Procédure devant la cour :
Par une requête, enregistrée le 17 novembre 2017, M. C..., représenté par MeB..., demande à la cour :
1°) d'annuler ce jugement ;
2°) d'annuler ces arrêtés ;
3°) d'enjoindre au préfet de la Loire-Atlantique de réexaminer sa situation dans un délai de quarante-huit heures à compter de la notification de l'arrêt à intervenir ;
4°) de mettre à la charge de l'Etat le versement à son conseil d'une somme de 1 500 euros au titre des articles L. 761-1 du code de justice administrative et 37 de la loi n° 91-647 du 10 juillet 1991.
Il soutient que :
- la décision portant obligation de quitter le territoire français n'est pas suffisamment motivée, méconnaît les dispositions du 10° de l'article L. 511-4 du code de l'entrée et du séjour des étrangers et du droit d'asile et les stipulations de l'article 8 convention européenne de sauvegarde des droits de l'homme et des libertés fondamentales et est entachée d'une erreur manifeste d'appréciation ;
- la décision refusant l'octroi d'un délai de départ volontaire n'est pas suffisamment motivée et est illégale du fait de l'illégalité de la décision portant obligation de quitter le territoire français ;
- le jugement attaqué a omis d'examiner le moyen tiré du défaut de motivation de la décision fixant le pays de destination ; cette décision n'est pas suffisamment motivée et est illégale du fait de l'illégalité de la décision portant obligation de quitter le territoire français ;
- la décision portant interdiction de retour sur le territoire français n'est pas suffisamment motivée et méconnaît les dispositions du III de l'article L. 511-1 du code de l'entrée et du séjour des étrangers et du droit d'asile et les stipulations de l'article 8 de la convention européenne de sauvegarde des droits de l'homme et des libertés fondamentales ;
- la décision portant assignation à résidence est insuffisamment motivée et est illégale du fait de l'illégalité de la décision portant obligation de quitter le territoire français.
Une mise en demeure a été adressée le 1er août 2018 au préfet de la Loire-Atlantique.
Un mémoire présenté par le préfet de la Loire-Atlantique a été enregistré le 12 novembre 2018.
M. C... a été admis au bénéfice de l'aide juridictionnelle totale par une décision du 27 octobre 2017.
Vu les autres pièces du dossier.
Vu :
- la convention européenne de sauvegarde des droits de l'homme et des libertés fondamentales ;
- l'accord franco-algérien du 27 décembre 1968 modifié relatif à la circulation, à l'emploi et au séjour des ressortissants algériens et de leurs familles modifié ;
- le code de l'entrée et du séjour des étrangers et du droit d'asile ;
- le code des relations entre le public et l'administration ;
- la loi n° 91-647 du 10 juillet 1991 ;
- le décret n° 91-1266 du 19 décembre 1991 ;
- le code de justice administrative.
Le président de la formation de jugement a dispensé le rapporteur public, sur sa proposition, de prononcer des conclusions à l'audience.

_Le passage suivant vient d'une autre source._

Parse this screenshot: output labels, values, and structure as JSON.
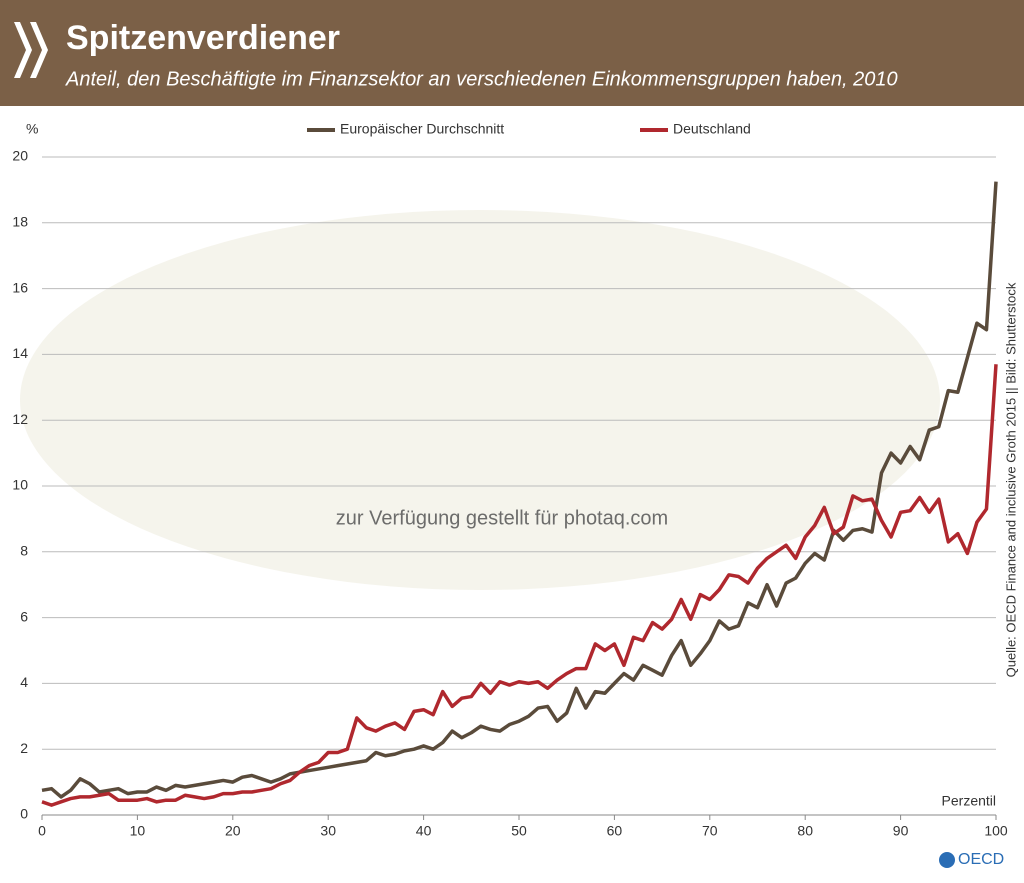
{
  "chart_data": {
    "type": "line",
    "title": "Spitzenverdiener",
    "subtitle": "Anteil, den Beschäftigte im Finanzsektor an verschiedenen Einkommensgruppen haben, 2010",
    "y_label": "%",
    "x_label": "Perzentil",
    "source": "Quelle: OECD Finance and inclusive Groth 2015 || Bild: Shutterstock",
    "watermark": "zur Verfügung gestellt für photaq.com",
    "logo": "OECD",
    "x": [
      0,
      1,
      2,
      3,
      4,
      5,
      6,
      7,
      8,
      9,
      10,
      11,
      12,
      13,
      14,
      15,
      16,
      17,
      18,
      19,
      20,
      21,
      22,
      23,
      24,
      25,
      26,
      27,
      28,
      29,
      30,
      31,
      32,
      33,
      34,
      35,
      36,
      37,
      38,
      39,
      40,
      41,
      42,
      43,
      44,
      45,
      46,
      47,
      48,
      49,
      50,
      51,
      52,
      53,
      54,
      55,
      56,
      57,
      58,
      59,
      60,
      61,
      62,
      63,
      64,
      65,
      66,
      67,
      68,
      69,
      70,
      71,
      72,
      73,
      74,
      75,
      76,
      77,
      78,
      79,
      80,
      81,
      82,
      83,
      84,
      85,
      86,
      87,
      88,
      89,
      90,
      91,
      92,
      93,
      94,
      95,
      96,
      97,
      98,
      99,
      100
    ],
    "series": [
      {
        "name": "Europäischer Durchschnitt",
        "color": "#5a4b3b",
        "values": [
          0.75,
          0.8,
          0.55,
          0.75,
          1.1,
          0.95,
          0.7,
          0.75,
          0.8,
          0.65,
          0.7,
          0.7,
          0.85,
          0.75,
          0.9,
          0.85,
          0.9,
          0.95,
          1.0,
          1.05,
          1.0,
          1.15,
          1.2,
          1.1,
          1.0,
          1.1,
          1.25,
          1.3,
          1.35,
          1.4,
          1.45,
          1.5,
          1.55,
          1.6,
          1.65,
          1.9,
          1.8,
          1.85,
          1.95,
          2.0,
          2.1,
          2.0,
          2.2,
          2.55,
          2.35,
          2.5,
          2.7,
          2.6,
          2.55,
          2.75,
          2.85,
          3.0,
          3.25,
          3.3,
          2.85,
          3.1,
          3.85,
          3.25,
          3.75,
          3.7,
          4.0,
          4.3,
          4.1,
          4.55,
          4.4,
          4.25,
          4.85,
          5.3,
          4.55,
          4.9,
          5.3,
          5.9,
          5.65,
          5.75,
          6.45,
          6.3,
          7.0,
          6.35,
          7.05,
          7.2,
          7.65,
          7.95,
          7.75,
          8.65,
          8.35,
          8.65,
          8.7,
          8.6,
          10.4,
          11.0,
          10.7,
          11.2,
          10.8,
          11.7,
          11.8,
          12.9,
          12.85,
          13.9,
          14.95,
          14.75,
          19.25
        ]
      },
      {
        "name": "Deutschland",
        "color": "#b0282e",
        "values": [
          0.4,
          0.3,
          0.4,
          0.5,
          0.55,
          0.55,
          0.6,
          0.65,
          0.45,
          0.45,
          0.45,
          0.5,
          0.4,
          0.45,
          0.45,
          0.6,
          0.55,
          0.5,
          0.55,
          0.65,
          0.65,
          0.7,
          0.7,
          0.75,
          0.8,
          0.95,
          1.05,
          1.3,
          1.5,
          1.6,
          1.9,
          1.9,
          2.0,
          2.95,
          2.65,
          2.55,
          2.7,
          2.8,
          2.6,
          3.15,
          3.2,
          3.05,
          3.75,
          3.3,
          3.55,
          3.6,
          4.0,
          3.7,
          4.05,
          3.95,
          4.05,
          4.0,
          4.05,
          3.85,
          4.1,
          4.3,
          4.45,
          4.45,
          5.2,
          5.0,
          5.2,
          4.55,
          5.4,
          5.3,
          5.85,
          5.65,
          5.95,
          6.55,
          5.95,
          6.7,
          6.55,
          6.85,
          7.3,
          7.25,
          7.05,
          7.5,
          7.8,
          8.0,
          8.2,
          7.8,
          8.45,
          8.8,
          9.35,
          8.55,
          8.75,
          9.7,
          9.55,
          9.6,
          8.95,
          8.45,
          9.2,
          9.25,
          9.65,
          9.2,
          9.6,
          8.3,
          8.55,
          7.95,
          8.9,
          9.3,
          13.7
        ]
      }
    ],
    "xlim": [
      0,
      100
    ],
    "xticks": [
      0,
      10,
      20,
      30,
      40,
      50,
      60,
      70,
      80,
      90,
      100
    ],
    "ylim": [
      0,
      20
    ],
    "yticks": [
      0,
      2,
      4,
      6,
      8,
      10,
      12,
      14,
      16,
      18,
      20
    ],
    "grid": true
  }
}
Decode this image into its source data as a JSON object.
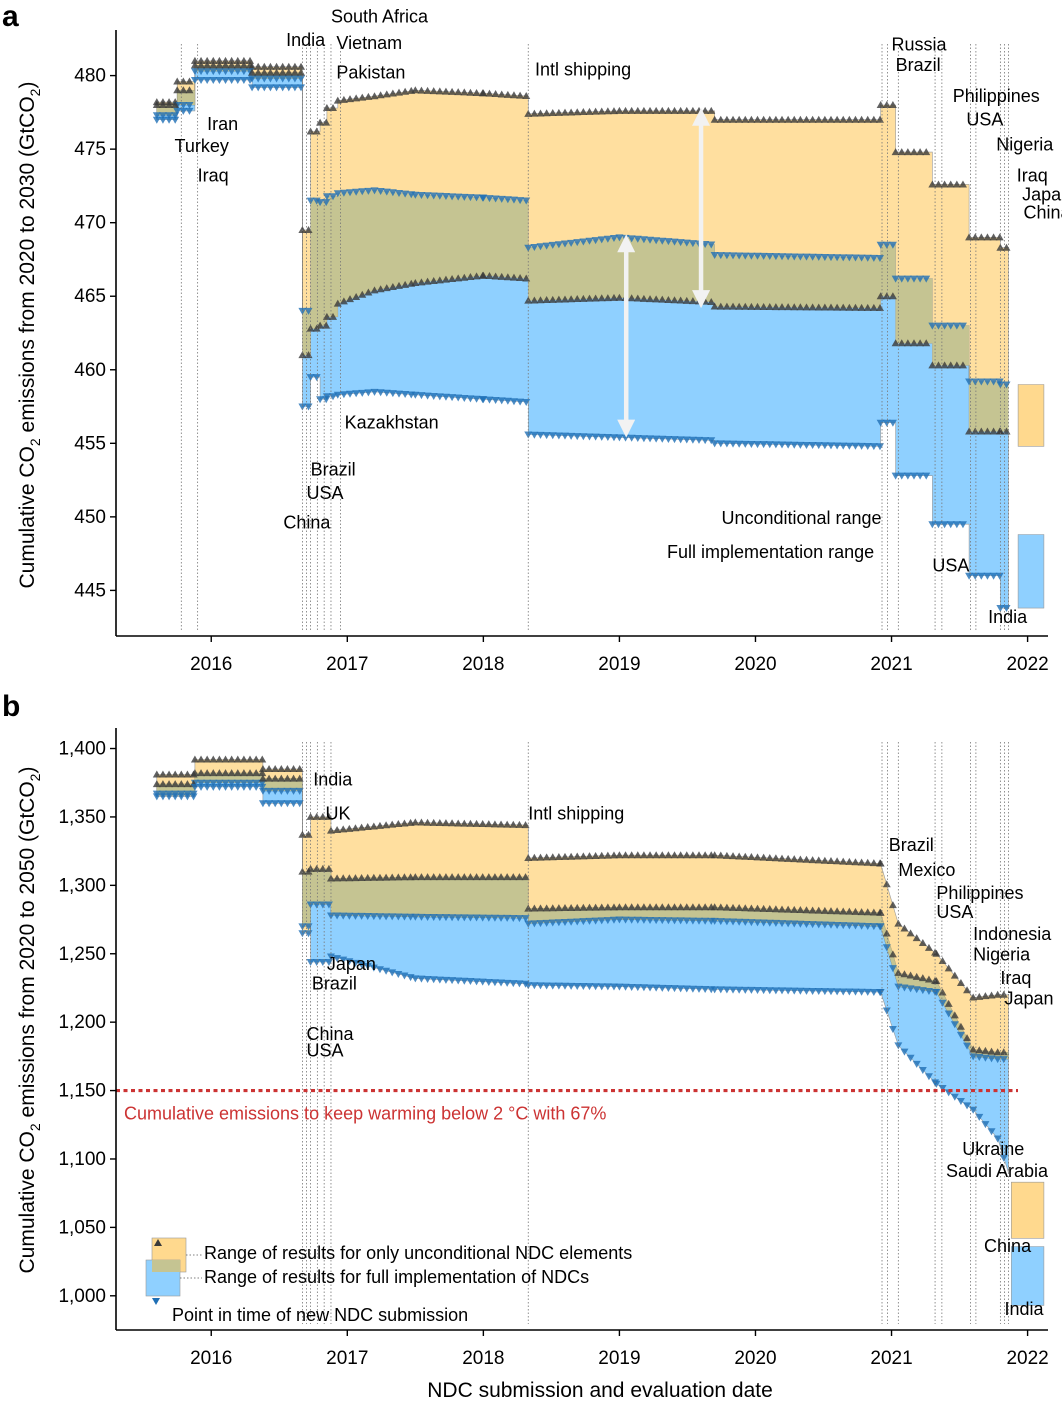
{
  "panels": {
    "a": {
      "label": "a",
      "ylabel_main": "Cumulative CO",
      "ylabel_sub": "2",
      "ylabel_tail": " emissions from 2020 to 2030 (GtCO",
      "ylabel_sub2": "2",
      "ylabel_end": ")"
    },
    "b": {
      "label": "b",
      "ylabel_main": "Cumulative CO",
      "ylabel_sub": "2",
      "ylabel_tail": " emissions from 2020 to 2050 (GtCO",
      "ylabel_sub2": "2",
      "ylabel_end": ")"
    }
  },
  "xlabel": "NDC submission and evaluation date",
  "colors": {
    "unconditional": "#ffd98e",
    "full": "#8fd0ff",
    "overlap": "#c5c492",
    "marker_up": "#3a3a3a",
    "marker_down": "#1f6fb5",
    "threshold": "#cc3333",
    "arrow": "#f2f2f2"
  },
  "chart_data": [
    {
      "panel": "a",
      "type": "area",
      "title": "",
      "xlabel": "",
      "ylabel": "Cumulative CO2 emissions from 2020 to 2030 (GtCO2)",
      "xlim": [
        2015.3,
        2022.15
      ],
      "ylim": [
        441.9,
        483.1
      ],
      "xticks": [
        2016,
        2017,
        2018,
        2019,
        2020,
        2021,
        2022
      ],
      "xtick_labels": [
        "2016",
        "2017",
        "2018",
        "2019",
        "2020",
        "2021",
        "2022"
      ],
      "yticks": [
        445,
        450,
        455,
        460,
        465,
        470,
        475,
        480
      ],
      "ytick_labels": [
        "445",
        "450",
        "455",
        "460",
        "465",
        "470",
        "475",
        "480"
      ],
      "series": [
        {
          "name": "Unconditional NDC range",
          "x": [
            2015.6,
            2015.75,
            2015.75,
            2015.88,
            2015.88,
            2016.3,
            2016.3,
            2016.67,
            2016.67,
            2016.73,
            2016.73,
            2016.8,
            2016.8,
            2016.85,
            2016.85,
            2016.93,
            2016.93,
            2017.2,
            2017.5,
            2018.0,
            2018.33,
            2018.33,
            2019.0,
            2019.7,
            2019.7,
            2020.92,
            2020.92,
            2021.03,
            2021.03,
            2021.3,
            2021.3,
            2021.57,
            2021.57,
            2021.8,
            2021.8,
            2021.86
          ],
          "upper": [
            478.2,
            478.2,
            479.6,
            479.6,
            481.0,
            481.0,
            480.6,
            480.6,
            469.5,
            469.5,
            476.2,
            476.2,
            476.8,
            476.8,
            477.8,
            477.8,
            478.3,
            478.6,
            479.0,
            478.8,
            478.6,
            477.4,
            477.6,
            477.6,
            477.0,
            477.0,
            478.0,
            478.0,
            474.8,
            474.8,
            472.6,
            472.6,
            469.0,
            469.0,
            468.3,
            468.3
          ],
          "lower": [
            477.3,
            477.3,
            478.0,
            478.0,
            480.3,
            480.3,
            479.8,
            479.8,
            464.0,
            464.0,
            471.5,
            471.5,
            471.4,
            471.4,
            471.8,
            471.8,
            472.0,
            472.2,
            471.9,
            471.7,
            471.5,
            468.3,
            469.0,
            468.5,
            467.8,
            467.6,
            468.5,
            468.5,
            466.2,
            466.2,
            463.0,
            463.0,
            459.2,
            459.2,
            459.0,
            459.0
          ]
        },
        {
          "name": "Full implementation range",
          "x": [
            2015.6,
            2015.75,
            2015.75,
            2015.88,
            2015.88,
            2016.3,
            2016.3,
            2016.67,
            2016.67,
            2016.73,
            2016.73,
            2016.8,
            2016.8,
            2016.85,
            2016.85,
            2016.93,
            2016.93,
            2017.2,
            2017.5,
            2018.0,
            2018.33,
            2018.33,
            2019.0,
            2019.7,
            2019.7,
            2020.92,
            2020.92,
            2021.03,
            2021.03,
            2021.3,
            2021.3,
            2021.57,
            2021.57,
            2021.8,
            2021.8,
            2021.86
          ],
          "upper": [
            478.0,
            478.0,
            479.0,
            479.0,
            480.7,
            480.7,
            480.2,
            480.2,
            461.0,
            461.0,
            462.8,
            462.8,
            463.0,
            463.0,
            463.6,
            463.6,
            464.5,
            465.4,
            465.9,
            466.4,
            466.2,
            464.7,
            464.9,
            464.6,
            464.3,
            464.2,
            465.0,
            465.0,
            461.8,
            461.8,
            460.3,
            460.3,
            455.8,
            455.8,
            455.8,
            455.8
          ],
          "lower": [
            477.0,
            477.0,
            477.6,
            477.6,
            479.7,
            479.7,
            479.2,
            479.2,
            457.5,
            457.5,
            459.5,
            459.5,
            458.0,
            458.0,
            458.2,
            458.2,
            458.3,
            458.5,
            458.3,
            458.0,
            457.8,
            455.6,
            455.4,
            455.2,
            455.0,
            454.8,
            456.4,
            456.4,
            452.8,
            452.8,
            449.5,
            449.5,
            446.0,
            446.0,
            443.8,
            443.8
          ]
        },
        {
          "name": "Latest unconditional range (box)",
          "x": [
            2021.93,
            2022.12
          ],
          "upper": [
            459.0,
            459.0
          ],
          "lower": [
            454.8,
            454.8
          ]
        },
        {
          "name": "Latest full implementation range (box)",
          "x": [
            2021.93,
            2022.12
          ],
          "upper": [
            448.8,
            448.8
          ],
          "lower": [
            443.8,
            443.8
          ]
        }
      ],
      "submission_dates": [
        2015.78,
        2015.9,
        2016.67,
        2016.7,
        2016.73,
        2016.78,
        2016.83,
        2016.88,
        2016.95,
        2018.33,
        2020.93,
        2020.97,
        2021.05,
        2021.32,
        2021.37,
        2021.58,
        2021.62,
        2021.8,
        2021.83,
        2021.86
      ],
      "annotations": [
        {
          "text": "Turkey",
          "x": 2015.73,
          "y": 474.8
        },
        {
          "text": "Iraq",
          "x": 2015.9,
          "y": 472.8
        },
        {
          "text": "Iran",
          "x": 2015.97,
          "y": 476.3
        },
        {
          "text": "India",
          "x": 2016.55,
          "y": 482.0
        },
        {
          "text": "South Africa",
          "x": 2016.88,
          "y": 483.6
        },
        {
          "text": "Vietnam",
          "x": 2016.92,
          "y": 481.8
        },
        {
          "text": "Pakistan",
          "x": 2016.92,
          "y": 479.8
        },
        {
          "text": "Intl shipping",
          "x": 2018.38,
          "y": 480.0
        },
        {
          "text": "Kazakhstan",
          "x": 2016.98,
          "y": 456.0
        },
        {
          "text": "Brazil",
          "x": 2016.73,
          "y": 452.8
        },
        {
          "text": "USA",
          "x": 2016.7,
          "y": 451.2
        },
        {
          "text": "China",
          "x": 2016.53,
          "y": 449.2
        },
        {
          "text": "Unconditional range",
          "x": 2019.75,
          "y": 449.5
        },
        {
          "text": "Full implementation range",
          "x": 2019.35,
          "y": 447.2
        },
        {
          "text": "Russia",
          "x": 2021.0,
          "y": 481.7
        },
        {
          "text": "Brazil",
          "x": 2021.03,
          "y": 480.3
        },
        {
          "text": "Philippines",
          "x": 2021.45,
          "y": 478.2
        },
        {
          "text": "USA",
          "x": 2021.55,
          "y": 476.6
        },
        {
          "text": "Nigeria",
          "x": 2021.77,
          "y": 474.9
        },
        {
          "text": "Iraq",
          "x": 2021.92,
          "y": 472.8
        },
        {
          "text": "Japan",
          "x": 2021.96,
          "y": 471.5
        },
        {
          "text": "China",
          "x": 2021.97,
          "y": 470.3
        },
        {
          "text": "USA",
          "x": 2021.3,
          "y": 446.3
        },
        {
          "text": "India",
          "x": 2021.71,
          "y": 442.8
        }
      ]
    },
    {
      "panel": "b",
      "type": "area",
      "title": "",
      "xlabel": "NDC submission and evaluation date",
      "ylabel": "Cumulative CO2 emissions from 2020 to 2050 (GtCO2)",
      "xlim": [
        2015.3,
        2022.15
      ],
      "ylim": [
        975,
        1415
      ],
      "xticks": [
        2016,
        2017,
        2018,
        2019,
        2020,
        2021,
        2022
      ],
      "xtick_labels": [
        "2016",
        "2017",
        "2018",
        "2019",
        "2020",
        "2021",
        "2022"
      ],
      "yticks": [
        1000,
        1050,
        1100,
        1150,
        1200,
        1250,
        1300,
        1350,
        1400
      ],
      "ytick_labels": [
        "1,000",
        "1,050",
        "1,100",
        "1,150",
        "1,200",
        "1,250",
        "1,300",
        "1,350",
        "1,400"
      ],
      "series": [
        {
          "name": "Unconditional NDC range",
          "x": [
            2015.6,
            2015.88,
            2015.88,
            2016.38,
            2016.38,
            2016.67,
            2016.67,
            2016.73,
            2016.73,
            2016.88,
            2016.88,
            2017.5,
            2018.33,
            2018.33,
            2019.0,
            2019.7,
            2020.92,
            2020.92,
            2021.05,
            2021.05,
            2021.33,
            2021.33,
            2021.6,
            2021.6,
            2021.78,
            2021.78,
            2021.86
          ],
          "upper": [
            1381,
            1381,
            1392,
            1392,
            1385,
            1385,
            1337,
            1337,
            1350,
            1350,
            1340,
            1346,
            1344,
            1320,
            1322,
            1322,
            1316,
            1316,
            1272,
            1272,
            1250,
            1250,
            1218,
            1218,
            1220,
            1220,
            1220
          ],
          "lower": [
            1365,
            1365,
            1375,
            1375,
            1369,
            1369,
            1265,
            1265,
            1286,
            1286,
            1278,
            1277,
            1276,
            1272,
            1275,
            1274,
            1270,
            1270,
            1226,
            1226,
            1222,
            1222,
            1175,
            1175,
            1173,
            1173,
            1173
          ]
        },
        {
          "name": "Full implementation range",
          "x": [
            2015.6,
            2015.88,
            2015.88,
            2016.38,
            2016.38,
            2016.67,
            2016.67,
            2016.73,
            2016.73,
            2016.88,
            2016.88,
            2017.5,
            2018.33,
            2018.33,
            2019.0,
            2019.7,
            2020.92,
            2020.92,
            2021.05,
            2021.05,
            2021.33,
            2021.33,
            2021.6,
            2021.6,
            2021.78,
            2021.78,
            2021.86
          ],
          "upper": [
            1374,
            1374,
            1382,
            1382,
            1378,
            1378,
            1310,
            1310,
            1312,
            1312,
            1305,
            1306,
            1306,
            1283,
            1284,
            1284,
            1280,
            1280,
            1236,
            1236,
            1230,
            1230,
            1180,
            1180,
            1178,
            1178,
            1178
          ],
          "lower": [
            1367,
            1367,
            1372,
            1372,
            1360,
            1360,
            1270,
            1270,
            1244,
            1244,
            1248,
            1232,
            1228,
            1227,
            1226,
            1224,
            1222,
            1222,
            1183,
            1183,
            1155,
            1155,
            1136,
            1136,
            1115,
            1115,
            1090
          ]
        },
        {
          "name": "Latest unconditional range (box)",
          "x": [
            2021.88,
            2022.12
          ],
          "upper": [
            1083,
            1083
          ],
          "lower": [
            1042,
            1042
          ]
        },
        {
          "name": "Latest full implementation range (box)",
          "x": [
            2021.88,
            2022.12
          ],
          "upper": [
            1036,
            1036
          ],
          "lower": [
            993,
            993
          ]
        }
      ],
      "submission_dates": [
        2016.67,
        2016.7,
        2016.73,
        2016.78,
        2016.83,
        2016.88,
        2018.33,
        2020.93,
        2020.97,
        2021.05,
        2021.32,
        2021.37,
        2021.58,
        2021.62,
        2021.8,
        2021.83,
        2021.86
      ],
      "threshold": {
        "value": 1150,
        "label": "Cumulative emissions to keep warming below 2 °C with 67%"
      },
      "annotations": [
        {
          "text": "India",
          "x": 2016.75,
          "y": 1373
        },
        {
          "text": "UK",
          "x": 2016.84,
          "y": 1348
        },
        {
          "text": "Intl shipping",
          "x": 2018.33,
          "y": 1348
        },
        {
          "text": "Japan",
          "x": 2016.85,
          "y": 1238
        },
        {
          "text": "Brazil",
          "x": 2016.74,
          "y": 1224
        },
        {
          "text": "China",
          "x": 2016.7,
          "y": 1187
        },
        {
          "text": "USA",
          "x": 2016.7,
          "y": 1175
        },
        {
          "text": "Brazil",
          "x": 2020.98,
          "y": 1325
        },
        {
          "text": "Mexico",
          "x": 2021.05,
          "y": 1307
        },
        {
          "text": "Philippines",
          "x": 2021.33,
          "y": 1290
        },
        {
          "text": "USA",
          "x": 2021.33,
          "y": 1276
        },
        {
          "text": "Indonesia",
          "x": 2021.6,
          "y": 1260
        },
        {
          "text": "Nigeria",
          "x": 2021.6,
          "y": 1245
        },
        {
          "text": "Iraq",
          "x": 2021.8,
          "y": 1228
        },
        {
          "text": "Japan",
          "x": 2021.83,
          "y": 1213
        },
        {
          "text": "Ukraine",
          "x": 2021.52,
          "y": 1103
        },
        {
          "text": "Saudi Arabia",
          "x": 2021.4,
          "y": 1087
        },
        {
          "text": "China",
          "x": 2021.68,
          "y": 1032
        },
        {
          "text": "India",
          "x": 2021.83,
          "y": 986
        }
      ],
      "legend": {
        "position": "bottom-left",
        "items": [
          "Range of results for only unconditional NDC elements",
          "Range of results for full implementation of NDCs",
          "Point in time of new NDC submission"
        ]
      }
    }
  ]
}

Les parties ont été régulièrement averties du jour de l'audience.
A été entendu au cours de l'audience publique :
- le rapport de M. Geffray.
Considérant ce qui suit :
1. A la suite de son interpellation et de sa garde à vue pour des faits de tentative de vol le 2 octobre 2017, M.C..., ressortissant algérien, a fait l'objet, d'une part, d'un arrêté du 3 octobre 2017 par lequel le préfet de la Loire-Atlantique l'a obligé à quitter le territoire français au motif qu'il n'est pas titulaire d'un titre de séjour régulièrement délivré au sens des dispositions du 2° du I de l'article L. 511-1 du code de l'entrée et du séjour des étrangers et du droit d'asile, a refusé de lui octroyer un délai de départ volontaire, a fixé le pays de destination en cas d'exécution d'office et a prononcé une interdiction de retour sur le territoire français pour une durée de deux ans et, d'autre part, d'un arrêté pris par la même autorité administrative à la même date et l'assignant à résidence pour une durée maximale de quarante-cinq jours renouvelable une fois. M. C...relève appel du jugement du 6 octobre 2017 par lequel le magistrat désigné par le président du tribunal administratif de Nantes a rejeté ses demandes tendant à l'annulation de ces deux arrêtés.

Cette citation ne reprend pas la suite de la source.